Additionally, Canada should provide more funding and develop a more comprehensive plan to target anti-Asian hate crimes and racism more directly. Provincial governments should establish hate crime hotlines, similar to the one in British Columbia. This would make it easier for victims to report incidents while allowing the government to monitor discrimination against Asians across the country. Canada must also work with major media outlets to avoid the spread of online misinformation and hate speech. Finally, the government should hold public education campaigns focused on anti-racism and highlight the unique experiences of Asian Canadians and their contributions to Canada.
Ultimately, the COVID-19 pandemic has exposed decades of xenophobia and bigotry towards Asian communities that is rooted in Canada’s history.
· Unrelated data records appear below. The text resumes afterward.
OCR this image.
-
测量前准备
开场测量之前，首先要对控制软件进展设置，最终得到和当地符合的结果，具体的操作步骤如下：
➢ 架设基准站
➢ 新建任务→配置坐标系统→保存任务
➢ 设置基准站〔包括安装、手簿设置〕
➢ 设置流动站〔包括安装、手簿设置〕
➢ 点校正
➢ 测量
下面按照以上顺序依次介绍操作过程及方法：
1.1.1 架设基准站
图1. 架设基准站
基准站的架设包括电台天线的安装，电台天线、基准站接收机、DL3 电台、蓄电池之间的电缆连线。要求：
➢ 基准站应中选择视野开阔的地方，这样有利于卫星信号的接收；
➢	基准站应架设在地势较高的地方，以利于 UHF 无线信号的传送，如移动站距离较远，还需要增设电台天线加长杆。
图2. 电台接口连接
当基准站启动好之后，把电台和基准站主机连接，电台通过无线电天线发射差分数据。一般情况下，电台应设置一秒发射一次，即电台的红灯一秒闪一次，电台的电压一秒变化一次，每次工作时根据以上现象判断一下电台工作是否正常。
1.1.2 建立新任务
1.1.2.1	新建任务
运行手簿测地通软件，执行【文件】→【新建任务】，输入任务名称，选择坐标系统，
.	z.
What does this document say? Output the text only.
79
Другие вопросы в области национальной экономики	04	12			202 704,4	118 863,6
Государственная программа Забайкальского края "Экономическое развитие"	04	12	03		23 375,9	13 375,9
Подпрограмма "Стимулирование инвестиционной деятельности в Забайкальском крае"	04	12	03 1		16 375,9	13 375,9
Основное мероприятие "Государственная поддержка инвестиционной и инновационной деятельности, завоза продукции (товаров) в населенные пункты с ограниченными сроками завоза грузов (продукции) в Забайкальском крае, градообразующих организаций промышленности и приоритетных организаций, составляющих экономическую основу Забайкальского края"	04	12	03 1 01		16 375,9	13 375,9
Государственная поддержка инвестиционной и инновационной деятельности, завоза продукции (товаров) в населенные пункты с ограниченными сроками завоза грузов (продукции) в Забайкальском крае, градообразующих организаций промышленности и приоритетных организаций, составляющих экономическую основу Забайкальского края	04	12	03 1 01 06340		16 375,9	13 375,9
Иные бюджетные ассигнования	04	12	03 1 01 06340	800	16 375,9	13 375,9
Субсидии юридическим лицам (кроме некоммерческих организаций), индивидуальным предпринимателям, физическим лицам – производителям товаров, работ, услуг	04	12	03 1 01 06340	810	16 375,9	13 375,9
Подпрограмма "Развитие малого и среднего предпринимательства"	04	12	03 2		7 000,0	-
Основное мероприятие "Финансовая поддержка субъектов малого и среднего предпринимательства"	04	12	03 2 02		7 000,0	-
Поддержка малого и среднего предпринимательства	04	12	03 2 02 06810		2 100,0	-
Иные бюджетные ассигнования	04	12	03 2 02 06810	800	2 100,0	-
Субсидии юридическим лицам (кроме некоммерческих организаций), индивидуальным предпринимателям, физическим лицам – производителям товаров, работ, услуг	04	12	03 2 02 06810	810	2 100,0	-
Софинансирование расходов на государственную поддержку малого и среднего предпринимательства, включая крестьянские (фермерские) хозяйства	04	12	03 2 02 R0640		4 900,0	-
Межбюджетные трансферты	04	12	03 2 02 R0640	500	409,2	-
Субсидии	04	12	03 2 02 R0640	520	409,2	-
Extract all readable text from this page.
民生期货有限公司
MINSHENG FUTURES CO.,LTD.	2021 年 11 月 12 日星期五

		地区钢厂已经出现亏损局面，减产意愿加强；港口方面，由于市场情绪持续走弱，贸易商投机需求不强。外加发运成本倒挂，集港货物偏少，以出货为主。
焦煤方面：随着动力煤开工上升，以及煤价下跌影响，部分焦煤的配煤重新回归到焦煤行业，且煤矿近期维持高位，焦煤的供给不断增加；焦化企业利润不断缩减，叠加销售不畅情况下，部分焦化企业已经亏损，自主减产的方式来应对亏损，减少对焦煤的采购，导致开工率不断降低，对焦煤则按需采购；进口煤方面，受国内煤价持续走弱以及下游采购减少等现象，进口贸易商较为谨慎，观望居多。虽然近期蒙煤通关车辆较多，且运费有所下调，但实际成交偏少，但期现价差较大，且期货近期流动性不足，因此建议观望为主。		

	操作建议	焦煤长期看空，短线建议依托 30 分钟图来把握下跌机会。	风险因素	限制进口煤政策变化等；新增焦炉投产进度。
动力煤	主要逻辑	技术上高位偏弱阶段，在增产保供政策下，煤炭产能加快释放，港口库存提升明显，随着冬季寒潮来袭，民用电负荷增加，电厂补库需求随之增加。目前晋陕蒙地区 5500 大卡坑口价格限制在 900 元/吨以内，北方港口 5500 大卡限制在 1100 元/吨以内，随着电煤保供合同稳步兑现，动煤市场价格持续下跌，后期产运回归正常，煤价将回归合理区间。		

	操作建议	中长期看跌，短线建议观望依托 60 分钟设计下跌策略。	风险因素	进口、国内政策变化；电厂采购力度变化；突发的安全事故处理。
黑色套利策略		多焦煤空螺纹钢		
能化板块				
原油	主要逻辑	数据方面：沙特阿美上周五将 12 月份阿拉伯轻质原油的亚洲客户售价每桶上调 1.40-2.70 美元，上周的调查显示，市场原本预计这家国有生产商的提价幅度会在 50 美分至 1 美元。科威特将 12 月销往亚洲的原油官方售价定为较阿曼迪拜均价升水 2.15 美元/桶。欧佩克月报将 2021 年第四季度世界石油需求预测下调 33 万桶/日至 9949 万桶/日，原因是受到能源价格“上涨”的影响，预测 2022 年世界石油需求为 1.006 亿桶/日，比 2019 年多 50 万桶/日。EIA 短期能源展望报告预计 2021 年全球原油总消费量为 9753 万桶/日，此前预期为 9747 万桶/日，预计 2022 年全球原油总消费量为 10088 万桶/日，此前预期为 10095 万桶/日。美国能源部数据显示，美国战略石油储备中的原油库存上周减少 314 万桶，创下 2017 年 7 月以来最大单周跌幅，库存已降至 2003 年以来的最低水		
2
Without swift action from the government, these recent trends could turn into higher and more deadly accounts of anti-Asian hate crimes and racism in the country.
Sabrina Gilmour is a Master of Public Policy candidate at the University of Toronto’s Munk School of Global Affairs and Public Policy. Her interests include international development, housing affordability, and urban and social policy. She is currently interning at the Treasury Board of Canada Secretariat with the Strategic Policy Team. Sabrina holds a Specialized Honours Bachelor of Arts in Political Science from York University.